Fred Kaneb has been a soldier, petroleum trader, fiberglass manufacturer, and Pepsi distributor. But for the past 40 years in Cornwall, Ontario, he has been a farmer, too.

Managing his orchard of nearly 900 apple and pear trees on the banks of the St. Lawrence River, Kaneb is an engineer of the land. This past spring, he again began the orchard’s harvest cycle, pruning, mowing, and managing pests on his family farm. “I work away at it, six days a week,” says Kaneb, age 94. “It takes five or six weeks to get everything pruned.”
While he used to sell his produce, Kaneb says he can’t compete with large orchards, so he gives his fruit to church groups, food banks, and schools. “Even then, we still have some left over,” he says.
Though known in town for his bountiful crops, he is legendary in the military for a crucial invention. After graduating from MIT in mechanical engineering, Kaneb, a dual citizen of the United States and Canada, entered the Navy Reserve and applied his engineering talent in Pensacola, Florida, home of the U.S. Navy’s flight school. There he led the design of the Dilbert Dunker, a detached cockpit that plunged aspiring pilots deep into a swimming pool upside down to practice escaping crashes at sea.
“The Army colonel said somebody has got to teach them what it is like to be drowning,” Kaneb told a Navy reporter. “It took us six months to a year to design and build it.”
Kaneb was reunited with one of his Dilbert Dunkers last fall when it went on display at the National Naval Aviation Museum in Pensacola. The museum honored him for his contribution in 2009, when he donated his papers.
After his military service, Kaneb moved to Quebec and entered the oil business. He eventually owned OLCO Petroleum and more than 300 gas stations in eastern Canada. Later, his business interests included a fiberglass plant that manufactured truck cabs, a Pepsi distributorship, and a partnership in an oil tanker firm.

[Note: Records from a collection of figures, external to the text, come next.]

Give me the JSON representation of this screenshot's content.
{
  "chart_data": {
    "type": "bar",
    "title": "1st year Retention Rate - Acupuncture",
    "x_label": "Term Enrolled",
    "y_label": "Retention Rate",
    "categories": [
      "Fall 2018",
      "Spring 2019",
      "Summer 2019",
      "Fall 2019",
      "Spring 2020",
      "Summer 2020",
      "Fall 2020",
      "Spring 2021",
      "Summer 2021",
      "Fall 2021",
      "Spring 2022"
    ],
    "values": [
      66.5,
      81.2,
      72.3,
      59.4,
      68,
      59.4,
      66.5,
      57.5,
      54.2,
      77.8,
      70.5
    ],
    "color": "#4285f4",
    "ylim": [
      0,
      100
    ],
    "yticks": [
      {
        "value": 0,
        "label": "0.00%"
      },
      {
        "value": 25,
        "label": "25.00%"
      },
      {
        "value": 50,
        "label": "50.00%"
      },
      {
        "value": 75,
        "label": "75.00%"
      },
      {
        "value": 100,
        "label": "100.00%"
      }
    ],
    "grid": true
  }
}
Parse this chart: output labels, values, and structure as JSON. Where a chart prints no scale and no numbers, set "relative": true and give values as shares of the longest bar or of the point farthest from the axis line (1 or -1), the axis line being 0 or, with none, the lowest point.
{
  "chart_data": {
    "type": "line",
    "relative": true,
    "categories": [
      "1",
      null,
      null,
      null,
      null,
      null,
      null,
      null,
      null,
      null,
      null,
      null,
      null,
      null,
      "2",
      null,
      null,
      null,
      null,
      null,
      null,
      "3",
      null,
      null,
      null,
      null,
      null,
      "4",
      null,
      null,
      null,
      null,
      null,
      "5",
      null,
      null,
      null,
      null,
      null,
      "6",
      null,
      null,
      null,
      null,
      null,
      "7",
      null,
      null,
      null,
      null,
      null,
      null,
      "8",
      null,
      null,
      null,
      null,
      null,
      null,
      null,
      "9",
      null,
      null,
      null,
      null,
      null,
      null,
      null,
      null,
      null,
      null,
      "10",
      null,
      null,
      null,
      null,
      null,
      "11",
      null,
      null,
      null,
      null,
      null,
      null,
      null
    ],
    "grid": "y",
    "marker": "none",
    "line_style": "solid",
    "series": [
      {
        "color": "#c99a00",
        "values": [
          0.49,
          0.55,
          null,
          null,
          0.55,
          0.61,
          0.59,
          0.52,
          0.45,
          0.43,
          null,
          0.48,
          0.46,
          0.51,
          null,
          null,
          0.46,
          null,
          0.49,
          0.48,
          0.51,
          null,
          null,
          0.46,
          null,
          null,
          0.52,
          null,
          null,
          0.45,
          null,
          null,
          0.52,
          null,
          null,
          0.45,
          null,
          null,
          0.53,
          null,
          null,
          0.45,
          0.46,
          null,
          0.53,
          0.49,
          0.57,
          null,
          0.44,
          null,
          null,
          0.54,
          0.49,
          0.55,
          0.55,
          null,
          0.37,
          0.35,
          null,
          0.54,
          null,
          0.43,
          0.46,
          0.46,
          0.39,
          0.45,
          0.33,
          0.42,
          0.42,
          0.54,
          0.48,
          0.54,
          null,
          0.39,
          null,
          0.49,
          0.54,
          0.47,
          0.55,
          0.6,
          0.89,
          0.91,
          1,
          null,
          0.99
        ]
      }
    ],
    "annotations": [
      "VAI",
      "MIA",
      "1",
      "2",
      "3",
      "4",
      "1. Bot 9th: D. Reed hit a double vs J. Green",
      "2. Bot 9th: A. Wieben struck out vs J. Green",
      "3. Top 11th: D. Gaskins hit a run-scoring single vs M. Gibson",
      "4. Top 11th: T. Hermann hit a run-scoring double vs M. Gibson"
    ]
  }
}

Kaneb is most at home on his farm, though, where his four children, seven grandchildren, and five great-grandchildren visit often. In the winter, he snowshoes across the acreage, surveying the deer tracks and taking stock of the pond he designed, the rows of fruit trees he planted, the fire pit where he burns trees blighted with disease, and the irrigation system he built to water the orchard. “We do everything ourselves,” he says of his small crew of helpers, “and everything is pretty good.”
Though he missed his 70th reunion, Kaneb says he’ll be at his 75th. And he occasionally gets a call from his classmate Israel Lenzner ’43, who lives in Florida. Few alumni can share MIT memories that go as far back as theirs.